Characteristics of Scale Out Arrays
Positives
- Client/Node latency (North/South) is so low (<1ms) on all-in-one solutions, it is completely negligible. Almost all total latency felt by the client is caused by East/West latency.
- Performance generally scales with nodes- more nodes mean more CPU, RAM, Disk. Many of the architectures have node count limits, but are theoretically can have unlimited nodes.
- Inter-node latency (East/West) can be high, dramatically increasing write latency and random read latency. This is why many architectures (particularly server-virtualization specific ones) leverage some sort of localized read caching to minimize traversal of the inter-node link.
- Since E/W latency can be high, these architectures are fantastic at large sequential read workloads, as the effects of inter-node latency can further be minimized by read-ahead algorithms and caching, effectively parallelizing the workload across nodes.
- These architectures generally don't use specialized hardware designs and leverage low-cost server-style platforms.
- They generally create large pools of storage (mostly file-based) which can require less administration (one 2PB pool vs two thousand 1TB pools)
Negatives
- Scale is generally not exactly linear- much like CPU core scaling, more nodes mean more inter-node coordination which offsets a percentage of the resources of each new node.
- As many of the architectures are software-centric running on COTS hardware, their hardware fault detection/isolation capabilities are nonexistent. The general response to a misbehaving node is to fail the entire node. Failure rates versus specialized hardware is generally higher.
- There is a protection/performance trade-off these architectures have to make- either break your data into pieces with parity/hashes which lower storage capacity requirements but decrease random performance, or make multiple copies of your data which is faster to read/write with less performance overhead, but requires significantly more storage. Think RAID5/6 vs RAID10.
- To create those simple to manage pools on the front-end, there is a lot of engineering magic going on in the back-end. This complex back-end can make performance and other troubleshooting much more difficult.
- While the storage may scale-out, some apps can't properly take advantage of all the nodes for access which can lead to hot nodes.
Failure Domains
- Almost all failures in a scale out system are handled at the node level- any issue with a node, and the entire node is marked as bad.

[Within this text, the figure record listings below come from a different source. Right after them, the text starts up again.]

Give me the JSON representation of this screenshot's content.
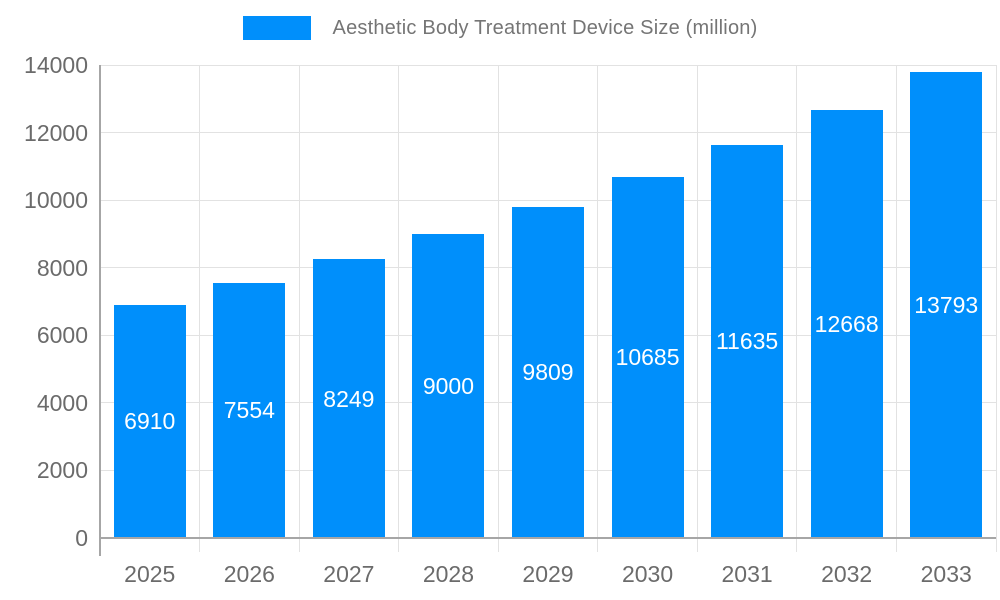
{
  "chart_data": {
    "type": "bar",
    "title": "Aesthetic Body Treatment Device Size (million)",
    "categories": [
      "2025",
      "2026",
      "2027",
      "2028",
      "2029",
      "2030",
      "2031",
      "2032",
      "2033"
    ],
    "values": [
      6910,
      7554,
      8249,
      9000,
      9809,
      10685,
      11635,
      12668,
      13793
    ],
    "xlabel": "",
    "ylabel": "",
    "ylim": [
      0,
      14000
    ],
    "ytick_step": 2000,
    "grid": "on",
    "legend_position": "top-center",
    "colors": {
      "bar": "#008FFB",
      "bar_value_label": "#ffffff",
      "axis_text": "#6b6b6b",
      "legend_text": "#757575",
      "gridline": "#e2e2e2",
      "axis_line": "#a6a6a6",
      "background": "#ffffff"
    }
  }
}
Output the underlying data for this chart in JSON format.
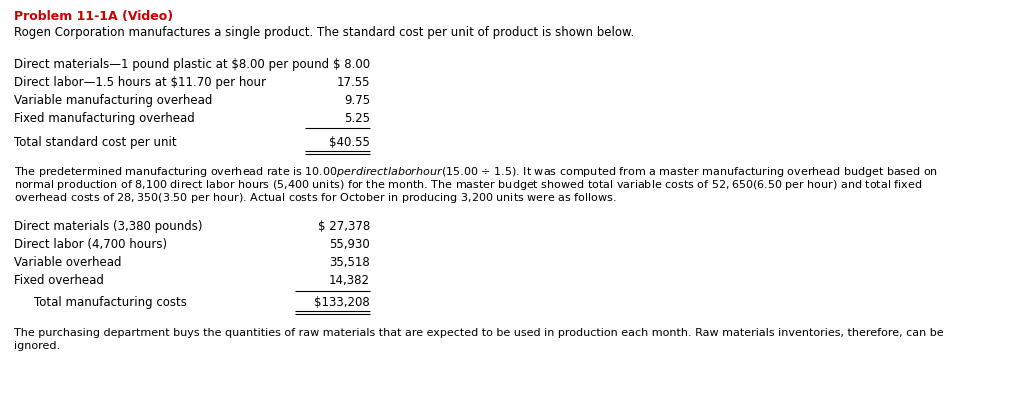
{
  "title": "Problem 11-1A (Video)",
  "title_color": "#CC0000",
  "background_color": "#FFFFFF",
  "intro_line": "Rogen Corporation manufactures a single product. The standard cost per unit of product is shown below.",
  "table1_rows": [
    {
      "label": "Direct materials—1 pound plastic at $8.00 per pound",
      "value": "$ 8.00",
      "is_total": false
    },
    {
      "label": "Direct labor—1.5 hours at $11.70 per hour",
      "value": "17.55",
      "is_total": false
    },
    {
      "label": "Variable manufacturing overhead",
      "value": "9.75",
      "is_total": false
    },
    {
      "label": "Fixed manufacturing overhead",
      "value": "5.25",
      "is_total": false
    },
    {
      "label": "Total standard cost per unit",
      "value": "$40.55",
      "is_total": true
    }
  ],
  "middle_para_lines": [
    "The predetermined manufacturing overhead rate is $10.00 per direct labor hour ($15.00 ÷ 1.5). It was computed from a master manufacturing overhead budget based on",
    "normal production of 8,100 direct labor hours (5,400 units) for the month. The master budget showed total variable costs of $52,650 ($6.50 per hour) and total fixed",
    "overhead costs of $28,350 ($3.50 per hour). Actual costs for October in producing 3,200 units were as follows."
  ],
  "table2_rows": [
    {
      "label": "Direct materials (3,380 pounds)",
      "value": "$ 27,378",
      "indent": false,
      "is_total": false
    },
    {
      "label": "Direct labor (4,700 hours)",
      "value": "55,930",
      "indent": false,
      "is_total": false
    },
    {
      "label": "Variable overhead",
      "value": "35,518",
      "indent": false,
      "is_total": false
    },
    {
      "label": "Fixed overhead",
      "value": "14,382",
      "indent": false,
      "is_total": false
    },
    {
      "label": "Total manufacturing costs",
      "value": "$133,208",
      "indent": true,
      "is_total": true
    }
  ],
  "footer_lines": [
    "The purchasing department buys the quantities of raw materials that are expected to be used in production each month. Raw materials inventories, therefore, can be",
    "ignored."
  ]
}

- Some Architectures like SimpliVity and Isilon also do local RAID on the nodes and can handle an individual disk failure without failing the entire node.
Some Examples
- Scale Out Hardware- EMC Isilon, Dell Equallogic, HP StoreVirtual 4000
- Scale Out Software- VMware VSAN, IBM SONAS, HP StoreVirtual VSA, EMC ScaleIO, VMware Virsto
- All-In-One- SimpliVity, Nutanix
DAS (Direct Attached Storage) is Fast!
This is a common argument I'm hearing lately for these architectures, especially the software or all-in-one versions that run co-located on the same hardware as virtual machines. While technically correct (DAS can be incredibly fast- look at performance numbers on PCIe Flash like XtremSF), these solutions aren't DAS. There is a layer of abstraction (the software architecture we're discussing above) that provides tons of value, but also adds latency. If you don't care about the protection of the data (Non-persistent VDI, data warehouses, etc.), running on DAS is a great idea- if you run directly on the storage (DAS!) without any of this in between. Mark Twomey goes more into detail on his blog.